The 1991 investigators also claimed that the brown rings on the Willingham’s front porch indicated accelerant usage. Experts called this “baseless speculation,” explaining that fire-hose water often leaves brown rings on surfaces after evaporation.

Was it Known Before the Execution?

This information didn’t only come to light recently. Shortly before Willingham was executed, Hurst reviewed the case and issued a report that dismissed every single indicator of arson Fogg and Vasquez had originally cited. What was done with this report? Texas judges and Gov. Rick Perry turned it aside, confident of Willingham’s guilt.

Jury members are less confident now. One jury member asked, “Did anybody know about this prior to his execution? Now I will have to live with this for the rest of my life. Maybe this man was innocent.”

In fact, a similar debunking of arson forensics by the same expert resulted in another Texas death row inmate’s exoneration and release — just seven months after Willingham was put to death.

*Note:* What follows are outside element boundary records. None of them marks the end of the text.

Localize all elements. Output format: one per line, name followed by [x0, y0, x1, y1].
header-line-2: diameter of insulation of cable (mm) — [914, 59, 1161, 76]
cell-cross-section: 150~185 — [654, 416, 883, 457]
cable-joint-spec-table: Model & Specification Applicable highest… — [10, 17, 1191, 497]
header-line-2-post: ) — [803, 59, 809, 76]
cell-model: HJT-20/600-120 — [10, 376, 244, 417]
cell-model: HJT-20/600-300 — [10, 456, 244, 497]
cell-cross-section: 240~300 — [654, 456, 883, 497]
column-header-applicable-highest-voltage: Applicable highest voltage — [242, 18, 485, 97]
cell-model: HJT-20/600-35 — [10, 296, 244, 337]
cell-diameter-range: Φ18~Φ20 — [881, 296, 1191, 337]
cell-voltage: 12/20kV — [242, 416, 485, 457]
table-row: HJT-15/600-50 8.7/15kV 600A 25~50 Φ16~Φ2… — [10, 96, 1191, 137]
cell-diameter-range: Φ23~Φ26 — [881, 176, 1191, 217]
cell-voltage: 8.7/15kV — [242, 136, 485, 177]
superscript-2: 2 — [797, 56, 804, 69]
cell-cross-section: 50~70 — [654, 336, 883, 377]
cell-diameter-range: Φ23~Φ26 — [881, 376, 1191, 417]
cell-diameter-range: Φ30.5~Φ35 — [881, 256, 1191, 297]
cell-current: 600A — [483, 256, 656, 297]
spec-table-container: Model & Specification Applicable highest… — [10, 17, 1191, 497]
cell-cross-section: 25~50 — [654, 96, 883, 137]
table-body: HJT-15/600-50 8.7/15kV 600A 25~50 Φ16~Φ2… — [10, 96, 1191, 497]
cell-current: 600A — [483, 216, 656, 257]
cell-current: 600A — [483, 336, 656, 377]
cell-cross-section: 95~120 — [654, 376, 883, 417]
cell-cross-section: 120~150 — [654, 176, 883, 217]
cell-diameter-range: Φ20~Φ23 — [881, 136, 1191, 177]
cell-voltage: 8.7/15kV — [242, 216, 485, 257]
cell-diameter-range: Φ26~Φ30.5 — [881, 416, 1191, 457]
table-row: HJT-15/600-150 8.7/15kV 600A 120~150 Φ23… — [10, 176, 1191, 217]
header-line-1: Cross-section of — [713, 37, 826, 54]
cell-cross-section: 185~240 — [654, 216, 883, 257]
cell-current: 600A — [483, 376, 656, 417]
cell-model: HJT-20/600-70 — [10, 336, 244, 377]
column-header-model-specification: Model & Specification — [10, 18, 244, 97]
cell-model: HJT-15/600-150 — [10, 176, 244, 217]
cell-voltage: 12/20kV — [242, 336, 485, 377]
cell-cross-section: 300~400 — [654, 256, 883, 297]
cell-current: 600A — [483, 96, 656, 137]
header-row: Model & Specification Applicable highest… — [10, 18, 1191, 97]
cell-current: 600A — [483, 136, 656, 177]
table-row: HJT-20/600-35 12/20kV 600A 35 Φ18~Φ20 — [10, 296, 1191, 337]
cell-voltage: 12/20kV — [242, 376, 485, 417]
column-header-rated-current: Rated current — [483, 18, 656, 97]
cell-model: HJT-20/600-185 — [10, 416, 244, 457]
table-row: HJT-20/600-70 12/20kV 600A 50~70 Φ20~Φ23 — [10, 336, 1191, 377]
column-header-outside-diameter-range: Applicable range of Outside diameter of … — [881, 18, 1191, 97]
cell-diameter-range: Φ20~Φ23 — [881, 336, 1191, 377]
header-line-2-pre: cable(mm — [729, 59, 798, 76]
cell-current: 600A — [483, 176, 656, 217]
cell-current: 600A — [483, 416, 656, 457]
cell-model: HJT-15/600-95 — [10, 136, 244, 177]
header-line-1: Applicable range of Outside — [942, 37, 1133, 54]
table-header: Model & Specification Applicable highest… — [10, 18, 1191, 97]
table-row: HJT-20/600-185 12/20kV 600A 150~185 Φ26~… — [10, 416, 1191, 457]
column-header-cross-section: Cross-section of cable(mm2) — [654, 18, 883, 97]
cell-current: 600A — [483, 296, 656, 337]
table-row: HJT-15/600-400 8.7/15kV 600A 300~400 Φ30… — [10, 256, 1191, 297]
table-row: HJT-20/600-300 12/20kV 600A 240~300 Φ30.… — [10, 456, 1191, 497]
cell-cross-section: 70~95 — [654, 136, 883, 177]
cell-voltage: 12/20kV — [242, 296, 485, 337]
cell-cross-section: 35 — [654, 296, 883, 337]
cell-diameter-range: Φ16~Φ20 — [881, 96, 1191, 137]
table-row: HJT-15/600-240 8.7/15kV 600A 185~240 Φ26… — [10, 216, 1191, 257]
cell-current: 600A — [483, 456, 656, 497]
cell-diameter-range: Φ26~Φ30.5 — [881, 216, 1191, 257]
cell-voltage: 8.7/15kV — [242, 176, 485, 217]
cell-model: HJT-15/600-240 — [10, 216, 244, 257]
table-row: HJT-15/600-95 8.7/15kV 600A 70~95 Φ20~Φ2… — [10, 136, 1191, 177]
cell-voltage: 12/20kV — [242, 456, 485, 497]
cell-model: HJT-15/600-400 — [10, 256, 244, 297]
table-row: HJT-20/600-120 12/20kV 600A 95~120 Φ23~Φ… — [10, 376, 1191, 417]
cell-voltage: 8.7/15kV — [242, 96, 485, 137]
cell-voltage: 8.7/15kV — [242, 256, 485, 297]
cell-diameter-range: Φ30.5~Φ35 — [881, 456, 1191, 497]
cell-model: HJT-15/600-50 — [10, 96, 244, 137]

Have innocent people been executed in the U.S.? Indeed they have. You can read more about other cases at www.InnocentAndExecuted.org


Update: After a 2009 New Yorker expose made Cameron Todd Willingham a byword for wrongful executions, our guest author’s former shop, the National Coalition to Abolish the Death Penalty, took a cue from Justice Antonin Scalia‘s scornful dismissal of the prospect.

There has not been “a single case—not one—in which it is clear that a person was executed for a crime he did not commit. If such an event had occurred in recent years, we would not have to hunt for it; the innocent’s name would be shouted from the rooftops.”